Een paar jaar later zouden we nog een keer naar Borculo gaan. Wat ik me daar nog goed van kan herinneren is dat Andreas en ik toen zijn aangehouden door de lokale Dorpsveldwachter want we hadden te veel in het lokale café gedronken en reden nog al slingerend terug naar de Paardestal. De agent zei natuurlijk dat dit niet mocht. Maar omdat we geen verlichting hadden en in het donker reden heeft hij ons met zijn fiets naar “huis “gebracht! De volgende keer zouden we in de gevangenis terecht komen dreigde hij! De leiding die hier wel om moest lachen en heeft ons toen maar geen straf gegeven.
Stevensbeek
Ook hier logeerde we in het oude jongens klooster, wat inmiddels een vormings- en ontmoetingscentrum was geworden.
De grote aula van het klooster werd tot die tijd veel gebruikt voor theater en muziek. Zelfs het Scapino Ballet heeft er nog opgetreden. Ook hier waren we samen met de groepsleiding op vakantie en hebben we veel plezier gehad.
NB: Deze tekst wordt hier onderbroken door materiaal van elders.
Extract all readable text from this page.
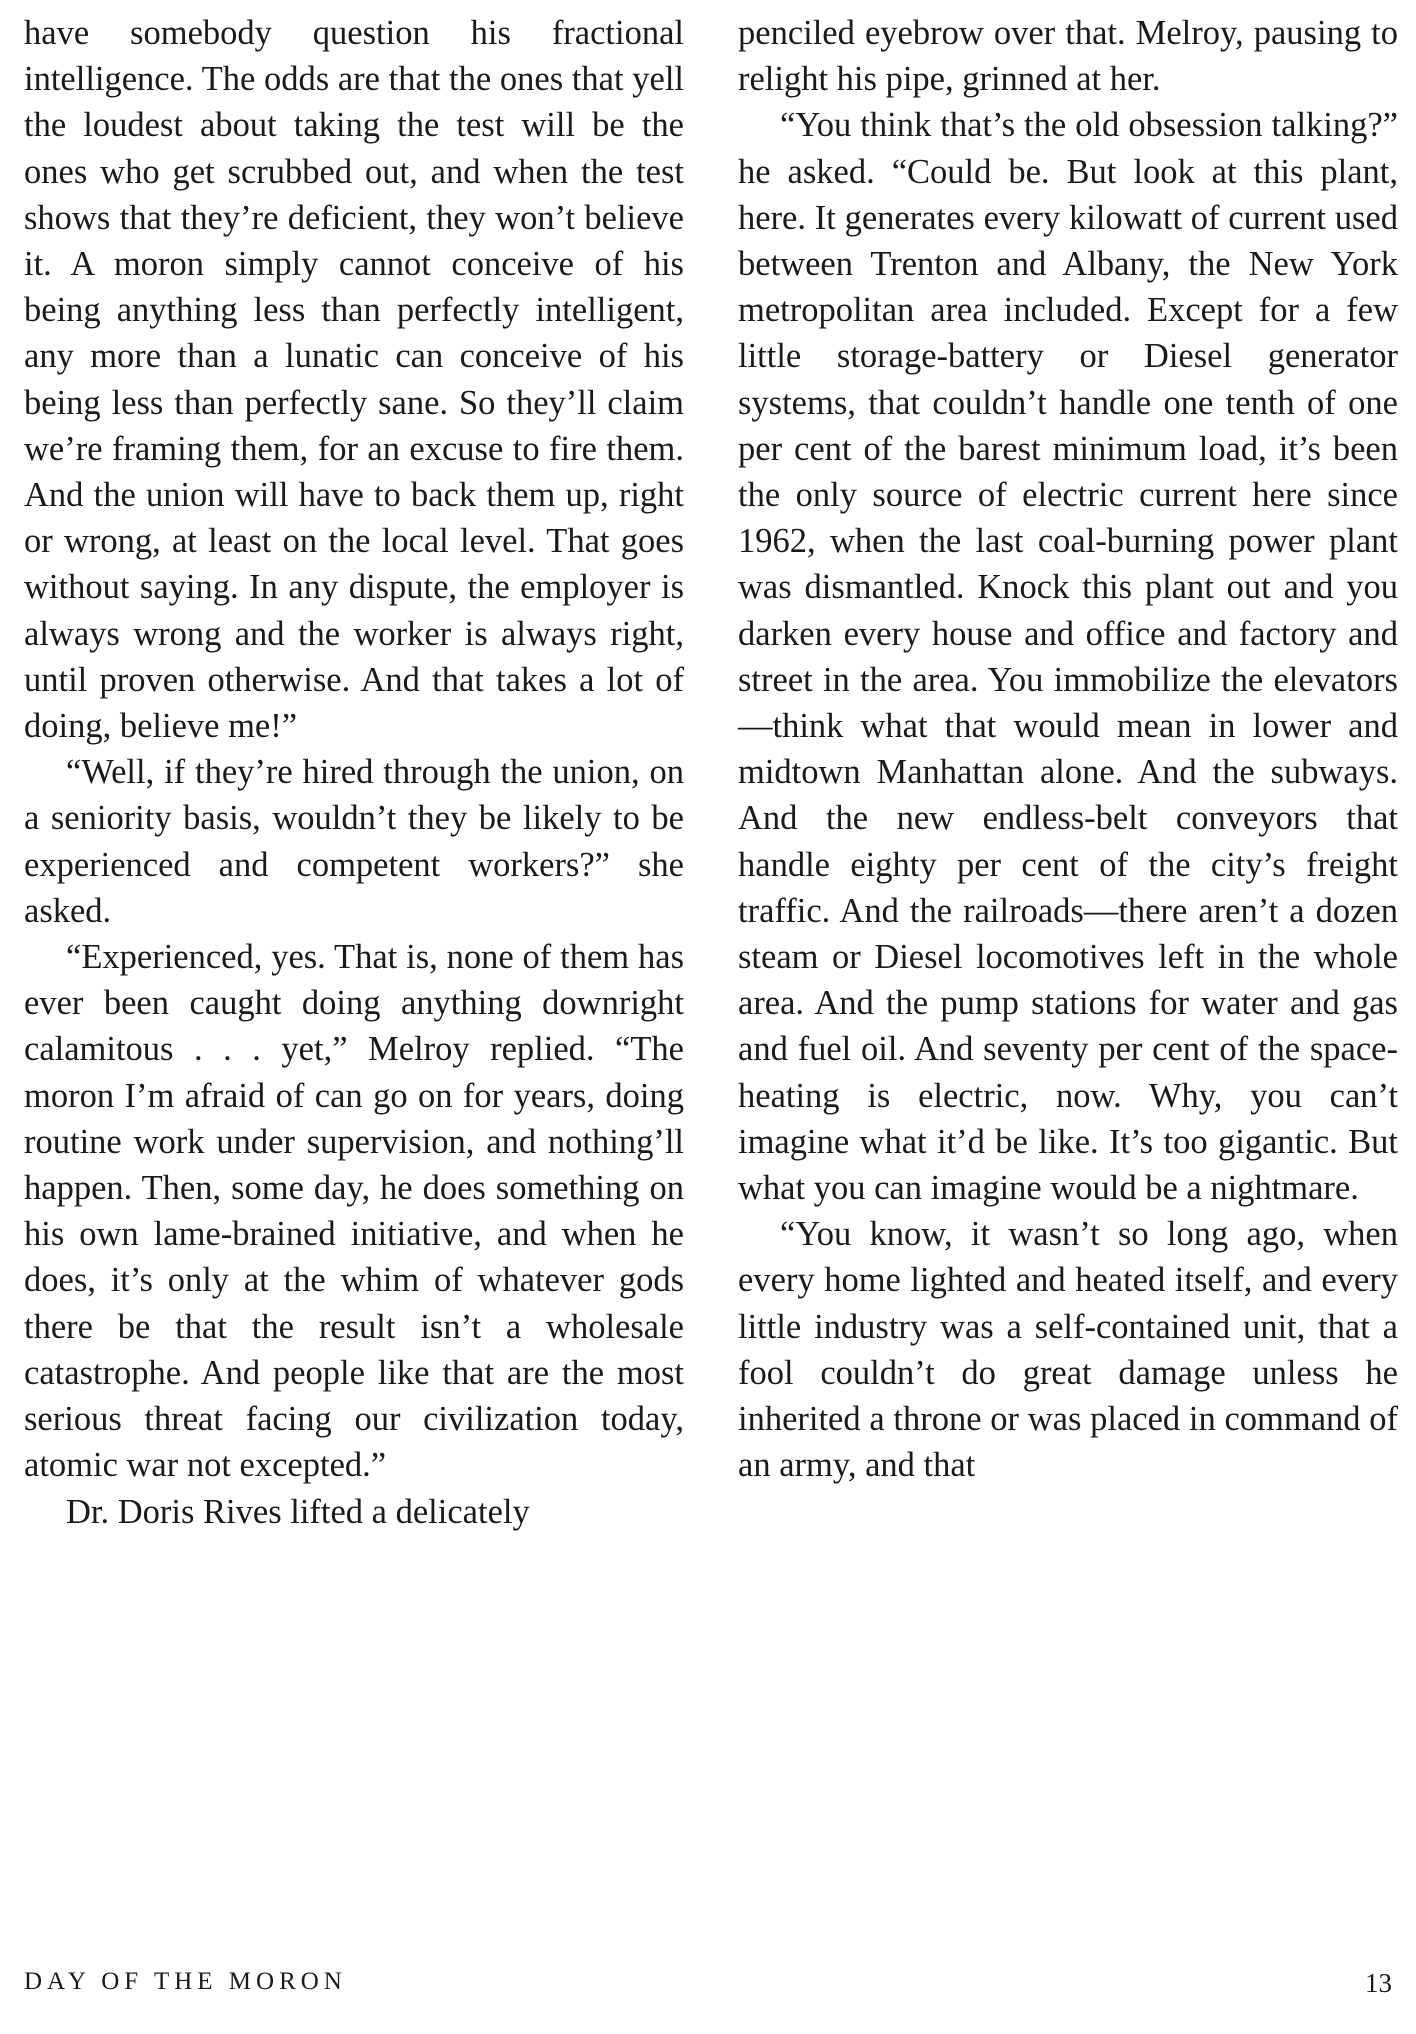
have somebody question his fractional intelligence. The odds are that the ones that yell the loudest about taking the test will be the ones who get scrubbed out, and when the test shows that they’re deficient, they won’t believe it. A moron simply cannot conceive of his being anything less than perfectly intelligent, any more than a lunatic can conceive of his being less than perfectly sane. So they’ll claim we’re framing them, for an excuse to fire them. And the union will have to back them up, right or wrong, at least on the local level. That goes without saying. In any dispute, the employer is always wrong and the worker is always right, until proven otherwise. And that takes a lot of doing, believe me!”

“Well, if they’re hired through the union, on a seniority basis, wouldn’t they be likely to be experienced and competent workers?” she asked.

“Experienced, yes. That is, none of them has ever been caught doing anything downright calamitous . . . yet,” Melroy replied. “The moron I’m afraid of can go on for years, doing routine work under supervision, and nothing’ll happen. Then, some day, he does something on his own lame-brained initiative, and when he does, it’s only at the whim of whatever gods there be that the result isn’t a wholesale catastrophe. And people like that are the most serious threat facing our civilization today, atomic war not excepted.”

Dr. Doris Rives lifted a delicately

penciled eyebrow over that. Melroy, pausing to relight his pipe, grinned at her.

“You think that’s the old obsession talking?” he asked. “Could be. But look at this plant, here. It generates every kilowatt of current used between Trenton and Albany, the New York metropolitan area included. Except for a few little storage-battery or Diesel generator systems, that couldn’t handle one tenth of one per cent of the barest minimum load, it’s been the only source of electric current here since 1962, when the last coal-burning power plant was dismantled. Knock this plant out and you darken every house and office and factory and street in the area. You immobilize the elevators—think what that would mean in lower and midtown Manhattan alone. And the subways. And the new endless-belt conveyors that handle eighty per cent of the city’s freight traffic. And the railroads—there aren’t a dozen steam or Diesel locomotives left in the whole area. And the pump stations for water and gas and fuel oil. And seventy per cent of the space-heating is electric, now. Why, you can’t imagine what it’d be like. It’s too gigantic. But what you can imagine would be a nightmare.

“You know, it wasn’t so long ago, when every home lighted and heated itself, and every little industry was a self-contained unit, that a fool couldn’t do great damage unless he inherited a throne or was placed in command of an army, and that

DAY OF THE MORON	13
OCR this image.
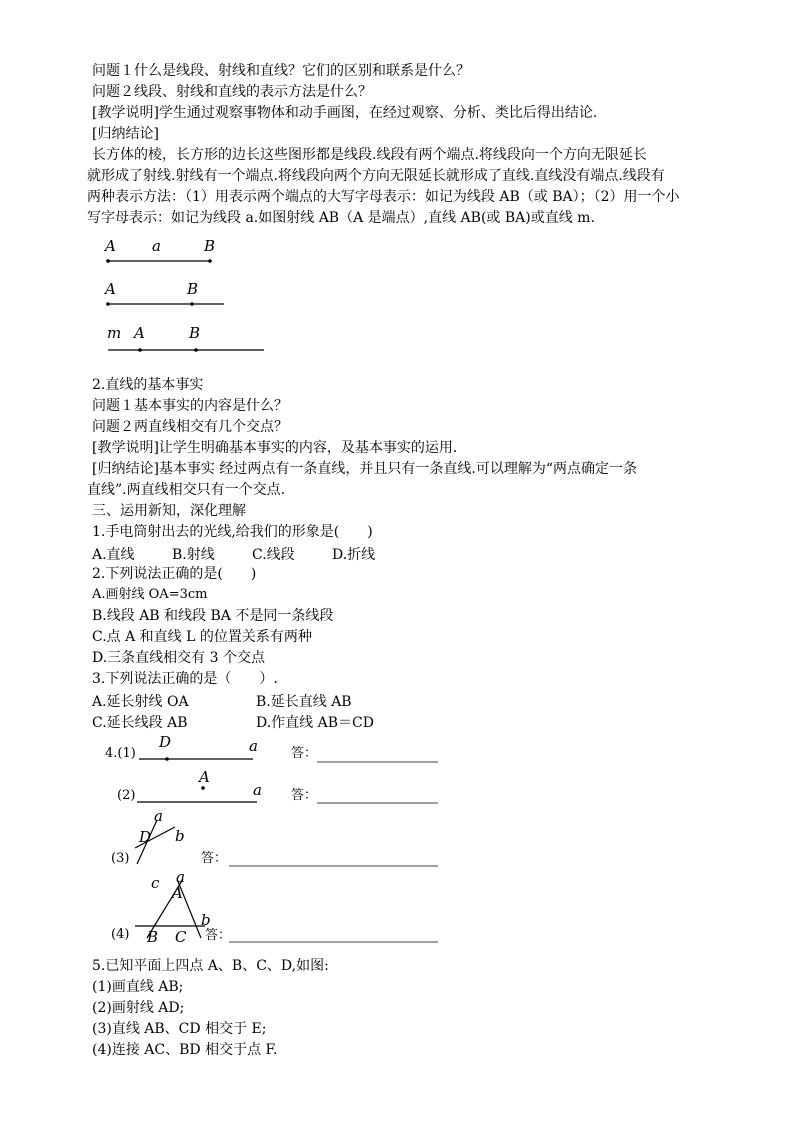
问题１什么是线段、射线和直线？它们的区别和联系是什么？
问题２线段、射线和直线的表示方法是什么？
[教学说明]学生通过观察事物体和动手画图，在经过观察、分析、类比后得出结论.
[归纳结论]
长方体的棱，长方形的边长这些图形都是线段.线段有两个端点.将线段向一个方向无限延长
就形成了射线.射线有一个端点.将线段向两个方向无限延长就形成了直线.直线没有端点.线段有
两种表示方法：（1）用表示两个端点的大写字母表示：如记为线段 AB（或 BA）；（2）用一个小
写字母表示：如记为线段 a.如图射线 AB（A 是端点）,直线 AB(或 BA)或直线 m.
A a	B
A	B
m A	B
2.直线的基本事实
问题１基本事实的内容是什么？
问题２两直线相交有几个交点？
[教学说明]让学生明确基本事实的内容，及基本事实的运用.
[归纳结论]基本事实 经过两点有一条直线，并且只有一条直线.可以理解为“两点确定一条
直线”.两直线相交只有一个交点.
三、运用新知，深化理解
1.手电筒射出去的光线,给我们的形象是(　　)
A.直线	B.射线	C.线段	D.折线
2.下列说法正确的是(　　)
A.画射线 OA=3cm
B.线段 AB 和线段 BA 不是同一条线段
C.点 A 和直线 L 的位置关系有两种
D.三条直线相交有 3 个交点
3.下列说法正确的是（　　）.
A.延长射线 OA	B.延长直线 AB
C.延长线段 AB	D.作直线 AB＝CD
4.(1)
D	a	答：
(2)
A
a 答：
(3)
a
D b
答：
(4)
c a
A
b
B C 答：
5.已知平面上四点 A、B、C、D,如图:
(1)画直线 AB;
(2)画射线 AD;
(3)直线 AB、CD 相交于 E;
(4)连接 AC、BD 相交于点 F.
In Cuijk logeerde we in een mooie boerderij Checkpoint
Tijdens de wereldkampioenschappen voetbal 1974 maakte ik een kapitale fout. Het jaar dat Nederland van Duitsland verloor stond ook ons tijdens ons kamp in het teken van voetbal. Als enigste was ik voor Duitsland, want ik vond dat er wat wel wat tegenwicht moest zijn voor mijn zeer enthousiaste Nederlandse voetbalfans. Dat werd me niet in dank afgenomen maar de pot had ik wel! Want iedereen had gewed op Nederland! Toen ik kort daarop ook nog bij de voetbalwedstrijd tussen ouders en groepsleiding, scheidsrechter was, had ik het helemaal verknalt.
Iedereen die mij kent weet dat ik voetbal haat. Snap er ook overigens helemaal niks niets van, maar mensen het veld uitsturen door op een fluitje te blazen vond ik wel heel leuk. Dat ik de regels niet kende daar kwamen ze al snel achter! In Cuijk kwamen we vaak in het naburig café waar ik iedere dag wel even koude macaronisalade ging eten. Wat een uitstekende ondergrond voor de rest van de dag was.
Hier kwamen we ook in contact met jongens en meiden uit Cuijk. Samen met Harrie, Joop en nog een paar van onze jongens zochten we hun steeds op. Met de rolstoel achter de Zundapp en de Puch hangen en dan met volle vaart door het dorp. Twee leuke blonde meiden waren de bindende factor en ook na het kamp hebben we nog lang contact gehouden met onze nieuwe bende.